100% EE ist möglich. Es gibt auch noch Biogas (das aktuell noch 24/7 und nicht beadrfsorientiert verballert wird) und EE-Gas, es gibt Müllverbrennung und Biomasse. Es gibt (noch zu wenig) Pumpspeicher und europäische/internationale Vernetzung.
Das Elektroauto wird Teil der Lösung sein mit seine gigantischen Litihum-Akkus als Reserve am Netz.

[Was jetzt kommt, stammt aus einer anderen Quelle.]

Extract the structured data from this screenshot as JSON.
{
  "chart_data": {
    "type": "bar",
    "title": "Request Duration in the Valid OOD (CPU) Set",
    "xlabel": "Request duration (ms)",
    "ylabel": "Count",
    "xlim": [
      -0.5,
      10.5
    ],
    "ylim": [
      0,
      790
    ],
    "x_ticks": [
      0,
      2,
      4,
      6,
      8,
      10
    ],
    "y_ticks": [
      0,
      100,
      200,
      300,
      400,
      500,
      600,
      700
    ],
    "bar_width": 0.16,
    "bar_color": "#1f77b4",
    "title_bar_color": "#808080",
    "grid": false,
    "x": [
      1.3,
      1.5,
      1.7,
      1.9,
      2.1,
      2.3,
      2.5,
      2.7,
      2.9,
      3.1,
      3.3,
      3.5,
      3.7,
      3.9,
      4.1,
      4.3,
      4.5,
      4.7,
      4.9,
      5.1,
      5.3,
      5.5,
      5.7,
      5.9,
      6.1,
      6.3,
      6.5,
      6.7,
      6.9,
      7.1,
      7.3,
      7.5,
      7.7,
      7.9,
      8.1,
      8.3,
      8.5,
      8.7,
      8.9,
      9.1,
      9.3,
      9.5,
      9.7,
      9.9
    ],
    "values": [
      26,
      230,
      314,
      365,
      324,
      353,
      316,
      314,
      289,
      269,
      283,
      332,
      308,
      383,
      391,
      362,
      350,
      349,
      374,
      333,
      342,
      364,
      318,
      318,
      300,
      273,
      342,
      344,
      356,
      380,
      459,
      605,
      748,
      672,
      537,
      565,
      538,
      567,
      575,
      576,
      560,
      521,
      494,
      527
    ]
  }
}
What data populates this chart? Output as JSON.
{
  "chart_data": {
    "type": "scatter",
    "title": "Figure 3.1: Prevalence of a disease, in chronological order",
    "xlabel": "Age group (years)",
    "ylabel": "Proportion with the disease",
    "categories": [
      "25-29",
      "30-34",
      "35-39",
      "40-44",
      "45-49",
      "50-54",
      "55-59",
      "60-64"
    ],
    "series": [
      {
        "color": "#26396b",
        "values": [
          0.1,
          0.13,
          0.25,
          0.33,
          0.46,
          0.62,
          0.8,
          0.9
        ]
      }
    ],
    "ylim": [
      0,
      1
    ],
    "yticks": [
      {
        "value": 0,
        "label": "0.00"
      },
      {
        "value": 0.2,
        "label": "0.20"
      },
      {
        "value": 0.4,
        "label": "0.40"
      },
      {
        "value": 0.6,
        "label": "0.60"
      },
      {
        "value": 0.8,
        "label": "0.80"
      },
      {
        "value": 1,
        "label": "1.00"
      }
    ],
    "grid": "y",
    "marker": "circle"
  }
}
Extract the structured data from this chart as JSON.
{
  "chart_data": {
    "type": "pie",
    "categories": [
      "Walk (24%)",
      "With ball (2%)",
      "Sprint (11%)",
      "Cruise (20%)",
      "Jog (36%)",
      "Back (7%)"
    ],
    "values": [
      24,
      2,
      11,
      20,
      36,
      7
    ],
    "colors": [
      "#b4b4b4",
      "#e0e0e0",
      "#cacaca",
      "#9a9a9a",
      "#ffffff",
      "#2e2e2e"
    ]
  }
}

www.volker-quaschn...ario2050/index.php
Autofahrer4.0
@Thomas Schöffel Einfach tagsüber laden wenn EE-Strom im Überfluss da ist. Autos stehen jeden Tag 23 Stunden rum, also genug Zeit.
Thomas Schöffel
@Autofahrer4.0 "Einfach" sagen Sie. Ich fahre also morgens in die Firma und die hat selbstverständlicherweise natürlich auch Stromladetankstellen für E-PKWs? Glauben Sie das wirklich ? Und daß Autos dazu benutzt werden tagsüber zu Kunden zu fahren, wie paßt das in Ihre Rechnung ? Ich soll dan njeden Kunden fragen, ob ich "äh, könnte ich vielleicht meinen Wagen bei Ihnen laden ?" "Tut mir leid, da hängen gerade der von meiner Frau dran und dann kommt der für meine Tochter". Hallo 4.0, das ist echt sehr theoretisch, wie Sie sich da so wünschen. Nur weil man "einfach" sagen kann, muß das lange noch nicht stimmen.
Thomas Schöffel
Ohne Atomkraft wegen gefährlicher Strahlung, ohne Kohle, Öl und Gas wegen CO2. Also die paar Wasser- und Windparks sollen es jetzt reißen, oder was ? Geht doch gar nicht.
Sebastian.BLN
@Thomas Schöffel Geht doch.
Kommt uns mittelfristiger sogar günstiger, weil 90Mrd/Jahr Öl+Gas-Importe wegfallen.
www.volker-quaschn...ario2050/index.php
Thomas Schöffel
@Sebastian.BLN Aha, verstehe. Wir müßten dann also auch wieder so leben wie früher. Ohne Autos ? Lebensmittel mit dem Fuhrwerk in den Supermarkt oder lieber Gleisanschluß ? Wie haben Sie sich denn das gedacht ? Tee kommt wie anno dunnemals mit dem Segler aus Sri Lanka ? Was wohl denn der Tee dann kostet ? Also, lieber Sebastian, das scheint mir also eher ein Traum als durchdacht zu sein.